Come in una metempsicosi. I piaceri di Jane Bowles

Racconti edizioni porta in libreria Piaceri semplici, di Jane Bowles, per la traduzione di Paola Moretti. Una raccolta di racconti in cui vengono raccontati i labirinti ellittici del carattere umano – le fobie, le ossessioni, le paure, le idiosincrasie, i vizi - attraverso lo sguardo di una scrittrice particolarmente competente in faccende relazionali, poco conosciuta ma assolutamente da riscoprire. Forse questi Piaceri semplici – come la scrittura? – alludono in realtà a quel vuoto vorticoso che è in fondo l’altra faccia metafisica della «stanza tutta per sé».

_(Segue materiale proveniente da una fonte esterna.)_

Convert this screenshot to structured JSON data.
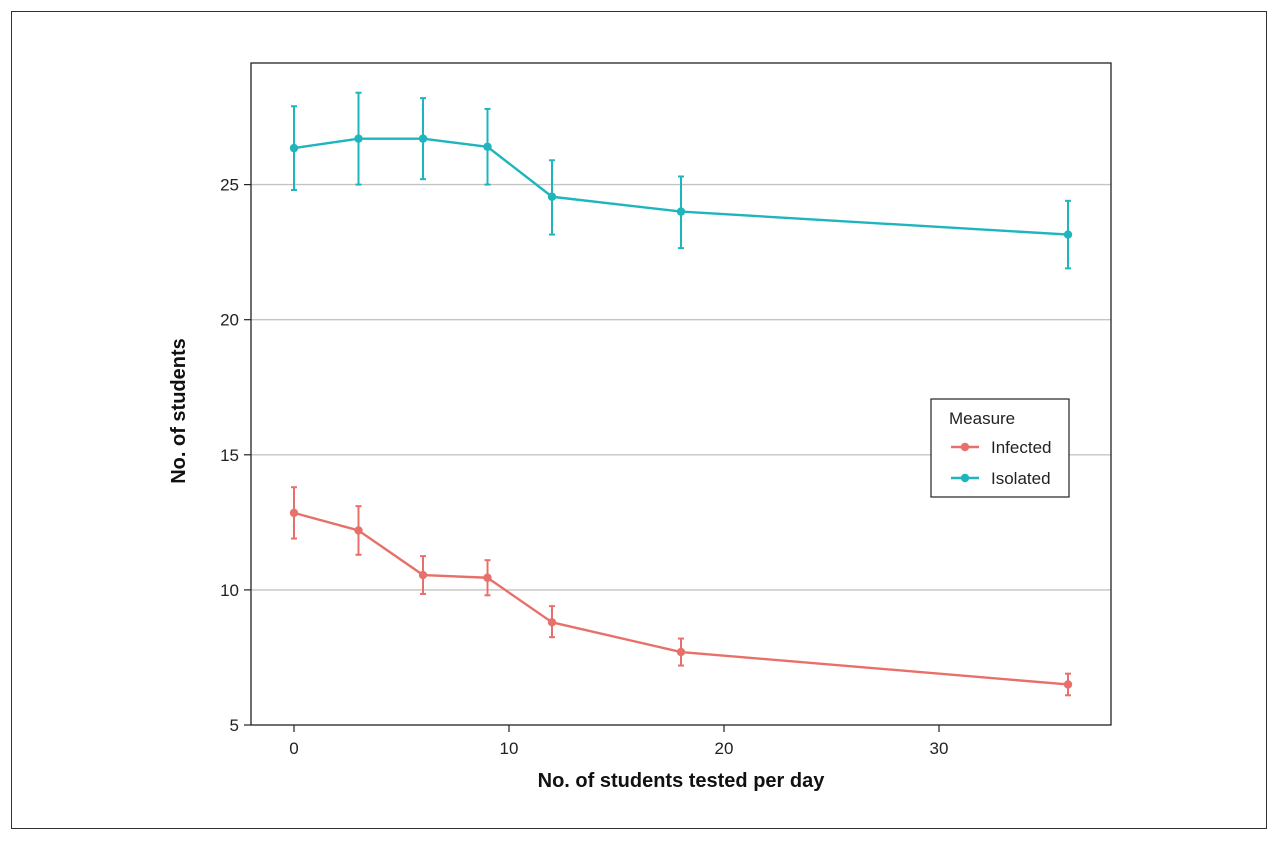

Cattedrale vi propone l’illuminante postfazione di Paola Moretti, per gentile concessione dell’editore.

Come in una metempsicosi

di Paola Moretti

 

Se la scrittura è un’attività che notoriamente implica molta solitudine, la traduzione no. Chi traduce è sempre – a prescindere da che sia vivo o meno – in compagnia di chi ha scritto l’opera originale. Ci si conosce con una prima lettura, poi si entra più in confidenza e si cominciano a capire le preferenze, certi vezzi peculiari, le idiosincrasie e le ossessioni dell’altro. Fino a che non si finisce ad abitare lo stesso corpo. Io, traduttrice, nella mente di chi scrive, seguo i percorsi già tracciati. Lei, scrittrice, nel corpo di chi la traduce, indirizza ogni mio movimento. È in questa modalità che alcuni mesi li ho passati nella testa di Jane Bowles, un luogo certamente bizzarro e dominato dall’ambivalenza. Mi sono trovata ad avere a che fare con un pensiero che è allo stesso tempo brillante e caotico, originale e tortuoso, impulsivo e arguto.
Dell’immaginario di questa scrittrice, ciò che subito cattura il lettore è la voce. Chiara, energica, insolita. Ci si sintonizza sul tono, e in un attimo si viene colpiti dalla forma, che con la sua sintassi scombinata risulta, di primo acchito, piuttosto astrusa. Poi si viene distratti dal contenuto: assurdo. Ma poco a poco tutto torna, ogni elemento riflette la personalità delle protagoniste dei racconti, che sono esseri eccentrici e stralunati, con scarsissima presa sulla realtà. Jane Bowles riproduce un mondo popolato da un’umanità stramba, tragica e dolorosamente divertente, composta in prevalenza di donne che fanno fatica a conformarsi, a adeguarsi a quello che gli altri o la società vorrebbe per loro. Zitelle, lesbiche, madri oppressive, figlie insicure, sorelle asfissianti, bambine tiranniche, donne passionali, meschine, egoiste. Ubriacone. Donne che nonostante la loro grettezza e le loro brutture morali non risultano mai davvero odiose, solo umane e fallibili.
Tanto quanto i personaggi, anche la struttura dei racconti è poco convenzionale: l’evento con la maggior possibilità di generare conflitto viene spesso liquidato in poche righe così che la narrazione possa seguire una tangente inaspettata e dal potenziale comico. Maga dell’ellissi, virtuosa del salto logico e dei monologhi vaneggianti. Umorista impassibile, paladina degli indecisi e della stravaganza, Bowles è una disorientatrice che nei suoi scritti non palesa mai la tragedia, il dramma infatti rimane sempre sulla soglia, senza calcare la scena, i non detti e le allusioni rendono la prosa di questa autrice preziosa, ammaliante e una continua sorpresa.
Per la sua natura così peculiare, specificamente «bowlesiana» della scrittura il mio compito non è stato facile: ero divisa tra la volontà di rispettare il genio linguistico dell’autrice e la necessità di rendere i suoi racconti comprensibili a fruitori di un’altra lingua. È il dilemma davanti a cui si trovano tutti coloro che ricoprono questo ruolo, che consiste nel farsi tramite, strumento, medium attraverso cui lo spirito di un’autrice si esprime in un idioma diverso dall’originale. La traduttrice è un trasformatore di energia creativa. Io spero che quella di Jane Bowles vi irradi e vi risucchi e vi trascini nel suo universo sghembo di ferocia e tenerezza.